The mainstream narrative heading into Pope Francis’ recent trip to Hungary was a simple one. Viktor Orbán, Hungary’s populist prime minister, is the global boogeyman of nationalism and isolationism. He supposedly represents precisely the opposite vision for Europe than that proposed by Pope Francis.
But as is often the case in both geopolitics and personal affairs, things are more complicated than these simple caricatures allow. And the proof is in the most undercovered speech from Pope Francis’ April visit to Budapest.
In an address delivered in a former Carmelite monastery (which was converted to a theater after Emperor Joseph II disbanded the community and has served as the seat of the Hungarian Prime Minister since 2019), Pope Francis offered an eloquent and simple summary of the Catholic view of politics. He drew attention to the oppression Budapest suffered in the 20th century, calling the city “the heart of a country that acknowledges the value of freedom and, having paid so great a toll to the dictatorships, is conscious of its mission to preserve the treasure of democracy and the dream of peace.”
At the heart of the pope’s speech to Hungarian civil authorities is a tension. For Pope Francis, European political leaders who wish to govern according to the Catholic vision have to balance the twin pressures of European unity and national identity. In his words, “I think of a Europe that is not hostage to its parts, neither falling prey to self-referential forms of populism nor resorting to a fluid, if not vapid, ‘supranationalism’ that loses sight of the life of its peoples.”

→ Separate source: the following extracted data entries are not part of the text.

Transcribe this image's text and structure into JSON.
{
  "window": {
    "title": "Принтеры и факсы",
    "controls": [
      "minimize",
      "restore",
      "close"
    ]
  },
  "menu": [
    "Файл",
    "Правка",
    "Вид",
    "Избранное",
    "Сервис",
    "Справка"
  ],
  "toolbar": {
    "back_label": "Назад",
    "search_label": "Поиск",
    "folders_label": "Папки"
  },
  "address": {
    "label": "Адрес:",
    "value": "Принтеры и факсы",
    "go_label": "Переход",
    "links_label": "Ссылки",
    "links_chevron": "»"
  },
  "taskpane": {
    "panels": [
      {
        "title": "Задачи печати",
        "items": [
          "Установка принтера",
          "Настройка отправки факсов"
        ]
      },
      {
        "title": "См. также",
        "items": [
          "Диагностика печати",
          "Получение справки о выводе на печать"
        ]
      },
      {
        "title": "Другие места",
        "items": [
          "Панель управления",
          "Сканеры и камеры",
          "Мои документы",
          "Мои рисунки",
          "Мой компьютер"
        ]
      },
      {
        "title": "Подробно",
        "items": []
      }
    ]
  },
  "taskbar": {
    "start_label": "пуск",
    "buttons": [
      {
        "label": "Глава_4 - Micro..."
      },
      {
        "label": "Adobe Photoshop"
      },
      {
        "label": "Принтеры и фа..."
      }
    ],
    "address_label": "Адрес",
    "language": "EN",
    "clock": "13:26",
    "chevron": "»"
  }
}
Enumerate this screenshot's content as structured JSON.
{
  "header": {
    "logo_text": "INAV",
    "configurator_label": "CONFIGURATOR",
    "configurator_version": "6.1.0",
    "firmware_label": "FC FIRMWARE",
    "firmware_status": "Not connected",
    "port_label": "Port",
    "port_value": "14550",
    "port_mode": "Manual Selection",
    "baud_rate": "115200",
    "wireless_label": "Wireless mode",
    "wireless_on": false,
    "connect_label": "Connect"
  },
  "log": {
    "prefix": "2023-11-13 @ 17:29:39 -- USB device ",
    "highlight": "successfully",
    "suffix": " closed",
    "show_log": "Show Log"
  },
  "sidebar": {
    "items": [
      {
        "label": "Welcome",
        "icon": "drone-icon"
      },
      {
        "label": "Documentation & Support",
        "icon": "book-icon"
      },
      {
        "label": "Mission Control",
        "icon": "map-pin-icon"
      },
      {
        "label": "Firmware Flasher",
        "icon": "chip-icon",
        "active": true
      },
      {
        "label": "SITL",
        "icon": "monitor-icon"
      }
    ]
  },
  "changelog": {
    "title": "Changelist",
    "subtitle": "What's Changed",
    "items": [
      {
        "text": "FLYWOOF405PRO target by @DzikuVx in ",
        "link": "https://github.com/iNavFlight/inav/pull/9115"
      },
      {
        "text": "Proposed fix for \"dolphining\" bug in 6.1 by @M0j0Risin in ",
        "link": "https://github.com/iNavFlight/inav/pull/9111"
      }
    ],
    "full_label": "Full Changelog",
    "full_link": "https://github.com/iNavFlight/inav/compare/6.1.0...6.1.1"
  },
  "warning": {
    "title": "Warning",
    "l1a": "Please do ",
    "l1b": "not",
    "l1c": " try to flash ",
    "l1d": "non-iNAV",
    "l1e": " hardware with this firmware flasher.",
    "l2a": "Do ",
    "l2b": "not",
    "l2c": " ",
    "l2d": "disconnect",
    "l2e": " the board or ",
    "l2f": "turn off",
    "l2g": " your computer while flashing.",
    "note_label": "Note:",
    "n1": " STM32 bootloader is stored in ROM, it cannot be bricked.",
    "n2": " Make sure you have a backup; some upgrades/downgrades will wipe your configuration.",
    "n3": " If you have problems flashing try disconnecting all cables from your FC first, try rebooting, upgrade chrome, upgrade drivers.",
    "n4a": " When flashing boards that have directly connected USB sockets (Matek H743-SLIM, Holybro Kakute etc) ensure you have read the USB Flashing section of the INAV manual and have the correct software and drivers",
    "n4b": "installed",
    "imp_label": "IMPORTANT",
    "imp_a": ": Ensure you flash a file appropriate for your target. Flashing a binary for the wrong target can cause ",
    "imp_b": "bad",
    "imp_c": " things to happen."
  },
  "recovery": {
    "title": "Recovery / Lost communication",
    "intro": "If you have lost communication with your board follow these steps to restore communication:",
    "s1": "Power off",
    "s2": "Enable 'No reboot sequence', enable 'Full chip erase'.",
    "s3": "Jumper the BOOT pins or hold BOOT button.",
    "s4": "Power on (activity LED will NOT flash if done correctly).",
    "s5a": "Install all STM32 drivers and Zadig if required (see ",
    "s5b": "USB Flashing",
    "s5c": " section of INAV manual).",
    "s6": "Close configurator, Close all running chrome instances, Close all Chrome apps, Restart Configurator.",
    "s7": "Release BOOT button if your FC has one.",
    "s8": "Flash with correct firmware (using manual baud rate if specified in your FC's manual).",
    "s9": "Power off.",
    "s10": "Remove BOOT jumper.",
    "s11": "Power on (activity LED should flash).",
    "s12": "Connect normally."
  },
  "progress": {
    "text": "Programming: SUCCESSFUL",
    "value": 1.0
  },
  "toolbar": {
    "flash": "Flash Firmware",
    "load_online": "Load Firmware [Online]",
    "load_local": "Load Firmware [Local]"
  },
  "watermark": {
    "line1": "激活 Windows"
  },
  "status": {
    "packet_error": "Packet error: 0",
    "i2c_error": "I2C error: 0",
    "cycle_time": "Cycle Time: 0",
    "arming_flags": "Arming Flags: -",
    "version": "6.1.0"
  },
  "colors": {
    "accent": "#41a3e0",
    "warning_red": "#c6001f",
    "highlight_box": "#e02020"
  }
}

What are the forms of ideological colonization that wipe out differences among peoples? Pope Francis directly names “so-called gender theory” and the “right to abortion” in this speech. Raising another favorite theme of his, Pope Francis referenced Europe’s demographic winter. “How much better it would be to build a Europe centered on the human person and on its peoples, with effective policies for natality and the family like those pursued attentively in this country?” the pope asked. Noting that some countries have a median age of 46-48, the Holy Father praised Hungary’s pro-natalist and family policies.
Pope Francis exhorted Hungary’s leaders to look to the example of the country’s beloved saints, widely known for their charity, pointing to St. Stephen and St. Elizabeth. He further praised Hungary’s efforts to support Christians in need in Syria and Lebanon, saying, “Cooperation between the State and the Church has proved fruitful, ever respecting the need for a careful distinction between their proper spheres.” The Gospel must always be the animating point of reference for Christians. We cannot yield, as the pope says, “to a sort of ‘collaborationism’ with a politics of power.”
And that’s why I found this speech so extremely edifying. Because as true as it is on the international level, concerning the affairs of European states, it is even more so in our local communities. We cannot abandon Christian principles out of pragmatism or conformity. We have to treasure our faith and allow it to animate our response to the world around us, beginning with our neighbors.
Our faith can’t be absent from our politics. Always and everywhere, we love and live as Catholics. When asked about the future prospects of America last year, the French Catholic political theorist Pierre Manent gave this advice: “Do not let yourselves lose your principal strengths, which are a serious sense of loyalty to your people and attachment to serious religion.” Our strength will be in our fidelity to our communities (our parishes and families) and in our love for the Faith.